Younes Sekkouri, ministre de l’Inclusion économique, de la Compétitivité, de l’Emploi et des Compétences, mise sur son profil réformiste. Son action récente en faveur de l’emploi et de la compétitivité pourrait séduire les électeurs. Nadia Fettah Alaoui, ministre du Tourisme, mise sur sa connaissance fine des enjeux économiques et son ancrage dans le secteur privé.

Les outsiders à surveiller

Certains noms émergent en dehors des cercles traditionnels. Mostafa Terrab, PDG du groupe OCP, représente une option technocrate. Son expertise dans la gestion d’un géant industriel pourrait séduire une partie de l’élite économique. Fouzi Lekjaâ, président du groupe SONASID, mise sur son profil d’entrepreneur pour incarner un renouveau dans la gestion publique.
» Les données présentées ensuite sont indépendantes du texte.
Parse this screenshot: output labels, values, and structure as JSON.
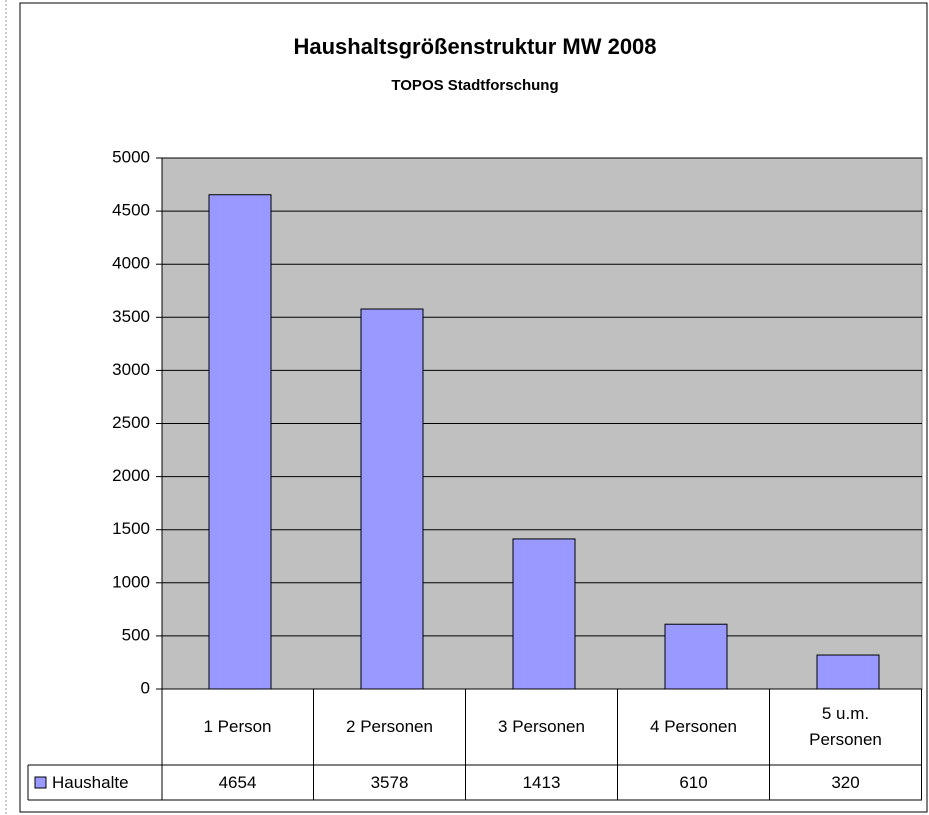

Enfin, Moulay Hafid Elalamy, figure historique de la politique marocaine, pourrait jouer les trouble-fêtes. Son expérience et son réseau lui permettent de rester dans la course, malgré un passage plus discret ces dernières années.

Les critères de sélection : entre légitimité politique et faisabilité

Le choix du futur Premier ministre dépendra de multiples facteurs. La capacité à fédérer une majorité parlementaire, à gérer les dossiers sensibles et à incarner la stabilité seront déterminants. Certains candidats disposent d’un ancrage local fort, d’autres d’une expertise technique reconnue. Pour les outsiders, leur principal défi consistera à convertir leur notoriété en soutien politique.

Dans un pays où les équilibres politiques sont souvent fragiles, la nomination du futur Premier ministre pourrait s’avérer aussi stratégique que technique. Les prochaines semaines s’annoncent décisives pour ces prétendants à la primature.